(Host) The Douglas Administration wants local school officials to hold the line on next year’s budgets.
The administration also plans to go to the Legislature with proposals to trim spending on education. One of the proposals would give the education commissioner more power to consolidate school districts.
VPR’s John Dillon reports:
(Dillon) The memo from Education Commissioner Armando Vilaseca and Finance Commissioner Jim Reardon says the state faces a continuing budget crisis.
The two commissioners say the recession has weakened the Vermont economy, leaving a high unemployment rate and declining state revenues.
So the officials want school boards to constrain spending. Jim Reardon is commissioner of Finance and Management.
(Reardon) We have significant out-year deficits. I don’t think we should take any options off the table. I think they all require exploration.
(Dillon) Reardon says the commissioners sent their memo now in order to give school boards enough time to build tight budgets.
(Reardon) So we felt it was very important to put them on notice as to some of the items we were considering.
(Dillon) One proposal requires school employees to cover 20% of their health care costs. Another would end a grant program for small schools, and a third would give the state more power to consolidate school districts.
Some of the recommendations would affect decisions made by local school boards. But Education Commissioner Armando Vilaseca says a greater role for the state is justified since property taxpayers from around the state now pay into the state Education Fund.
(Vilaseca) Local boards are really the power base in Vermont.

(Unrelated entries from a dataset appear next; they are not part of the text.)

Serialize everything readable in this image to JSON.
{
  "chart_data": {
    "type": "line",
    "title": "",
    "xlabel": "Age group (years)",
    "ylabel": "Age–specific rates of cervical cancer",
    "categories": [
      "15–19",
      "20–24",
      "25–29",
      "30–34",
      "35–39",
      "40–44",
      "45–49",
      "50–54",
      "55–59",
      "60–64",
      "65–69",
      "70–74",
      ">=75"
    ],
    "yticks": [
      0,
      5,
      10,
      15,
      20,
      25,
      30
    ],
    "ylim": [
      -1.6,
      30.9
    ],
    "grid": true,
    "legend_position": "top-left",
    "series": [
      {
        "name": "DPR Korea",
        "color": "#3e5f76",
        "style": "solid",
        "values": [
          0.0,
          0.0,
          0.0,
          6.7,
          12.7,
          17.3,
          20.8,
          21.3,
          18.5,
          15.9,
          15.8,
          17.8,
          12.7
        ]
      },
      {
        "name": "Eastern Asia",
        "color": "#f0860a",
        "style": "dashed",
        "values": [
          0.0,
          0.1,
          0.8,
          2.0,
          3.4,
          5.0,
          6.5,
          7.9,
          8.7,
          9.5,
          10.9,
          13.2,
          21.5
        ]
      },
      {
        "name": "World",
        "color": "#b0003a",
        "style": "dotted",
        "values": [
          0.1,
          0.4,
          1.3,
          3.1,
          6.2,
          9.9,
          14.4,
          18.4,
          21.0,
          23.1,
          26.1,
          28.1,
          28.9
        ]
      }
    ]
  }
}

And there are many things that maybe aren’t working in the same direction. So to be able to have the commissioner of education have the authority to make some of those things happens may be more efficient and effective.
(Dillon) The union that represents most Vermont teachers says some of the recommendations would limit local control. Darren Allen is spokesman for the Vermont chapter of the National Education Association.
He says health insurance benefits, for example, should be negotiated between the union and school boards.
(Allen) It is not the state’s role to tell local school boards how to manage their benefits and how to manage their salaries.
(Dillon) But the Douglas administration says the state needs to look at any possible savings. Commissioner Vilaseca says that requiring school employees to pay 20% of their health care premiums could save around $14 million a year.
For VPR News, I’m John Dillon in Montpelier.